Here are some writing systems i made up very simple i could add more complex things to it but tell me what you think of these 1st.
Writing System?
Re: Writing System?
Do you have an idea of which symbol is which letter or syllable? I often find systems based on the same shape rotated for multiple letters harder to distinguish than one which uses a variety of shapes.But the shapes you have chosen seem pleasant to look at.
Re: Writing System?
Pretty, but my immediate response is to subject them to analysis: inserts as vowels, top line as -n. The history of these things is hard to fight. Also, if not analyzed, they are discontinuous, which makes for problems in writing. But they sure look good.
Re: Writing System?
nena meli! Was this a toki pona Rorschach test?Pi Jei wrote:...tell me what you think of these 1st....
Re: Writing System?
Yes, and you get a rare shock as the award for failing.
Re: Writing System?
tenpo mute la mi pana e musi ike. taso jan Kipo o, ni li musi ike suli!janKipo wrote:Yes, and you get a rare shock as the award for failing.
Re: Writing System?
sitelen pi ilo MSpaint.zeme wrote:ni li lukin sama e sidelen pi MSpaint.

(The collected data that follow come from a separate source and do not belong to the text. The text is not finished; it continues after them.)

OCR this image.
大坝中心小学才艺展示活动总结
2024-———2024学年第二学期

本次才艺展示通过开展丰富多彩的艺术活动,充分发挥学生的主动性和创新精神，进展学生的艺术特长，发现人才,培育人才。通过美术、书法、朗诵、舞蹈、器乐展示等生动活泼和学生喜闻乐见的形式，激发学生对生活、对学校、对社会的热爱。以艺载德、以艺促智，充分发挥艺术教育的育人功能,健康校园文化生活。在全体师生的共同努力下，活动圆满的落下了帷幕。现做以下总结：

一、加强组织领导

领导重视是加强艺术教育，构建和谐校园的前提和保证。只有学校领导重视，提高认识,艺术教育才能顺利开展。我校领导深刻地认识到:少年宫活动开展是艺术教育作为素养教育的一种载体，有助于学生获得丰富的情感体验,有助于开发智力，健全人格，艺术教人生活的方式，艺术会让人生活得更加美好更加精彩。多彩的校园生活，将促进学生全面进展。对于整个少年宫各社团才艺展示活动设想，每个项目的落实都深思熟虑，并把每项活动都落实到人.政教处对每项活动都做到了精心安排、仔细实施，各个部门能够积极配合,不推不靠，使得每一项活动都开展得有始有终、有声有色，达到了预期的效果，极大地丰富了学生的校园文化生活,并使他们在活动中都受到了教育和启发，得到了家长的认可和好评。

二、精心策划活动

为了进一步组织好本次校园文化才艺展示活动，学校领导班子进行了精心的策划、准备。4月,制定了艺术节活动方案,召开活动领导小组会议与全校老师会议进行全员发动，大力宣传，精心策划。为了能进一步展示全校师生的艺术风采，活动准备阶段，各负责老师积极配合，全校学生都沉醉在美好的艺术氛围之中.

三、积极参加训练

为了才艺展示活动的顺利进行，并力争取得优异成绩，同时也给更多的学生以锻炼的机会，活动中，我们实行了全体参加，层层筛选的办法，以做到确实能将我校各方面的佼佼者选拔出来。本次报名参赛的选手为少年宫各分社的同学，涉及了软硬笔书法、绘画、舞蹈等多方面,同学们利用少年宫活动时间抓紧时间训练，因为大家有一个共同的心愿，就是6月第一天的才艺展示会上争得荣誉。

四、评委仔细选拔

remember proper names are modifiers to nouns (jan Zeme, ma Mewika, ilo Computer, etc.) and pi must have more than one modifier after it.
Re: Writing System?
Oh man, this is hard to parse.zeme wrote:ni li lukin sama e sitelen pi ilo MSpaint.
The modal lukin (when followed by a verb) means "is trying to"/"intends to" or something like that. Also, "sama" following a verb has a reflexive meaning (lukin sama ~ looked at itself). When something "looks" or "seems", there isn't a patient, the agent isn't acting on anyone or anything.
The classic word list says "sama" means "seem", but it is a preposition. Dictionary.com says seem is a intransitive verb, which would take an adverbial (seems bad) or prepositional complement (seems like it's going to rain, seems like trouble). This isn't the firsts time the classic world list cracked under intense analysis.
So maybe this is one of those verbs that doesn't take a complement (according to jan Pije lesson, like "mi toki lipu mute"/I talked about books), which I don't really agree with because this pattern occurs so infrequently in the corpus. The most common solution in the corpus is to use an "e ni" construction, (mi toki e ni:"...", mi pilin e ni: "...", mi lukin e ni:"...")
The most legitimate things that don't take a marked complement are "tawa" and "kama", which parse quite nicely as prepositional predicates where the preposition implies motion, either literally or metaphorically. (I say legitimately because I've read that other natural languages do this, so it makes sense)
When the complement of the verb is unmarked and doesn't look like a predicate, it just looks like the "e" or relevant preposition is missing. So "mi lukin la ni li sama ilo MSPaint" wouldn't do either.
So I'd say
mi lukin e ni la ni li sama e ni: jan li kepeken e ilo MSPaint.
When I look, this seems to be like this: somone used MSPaint.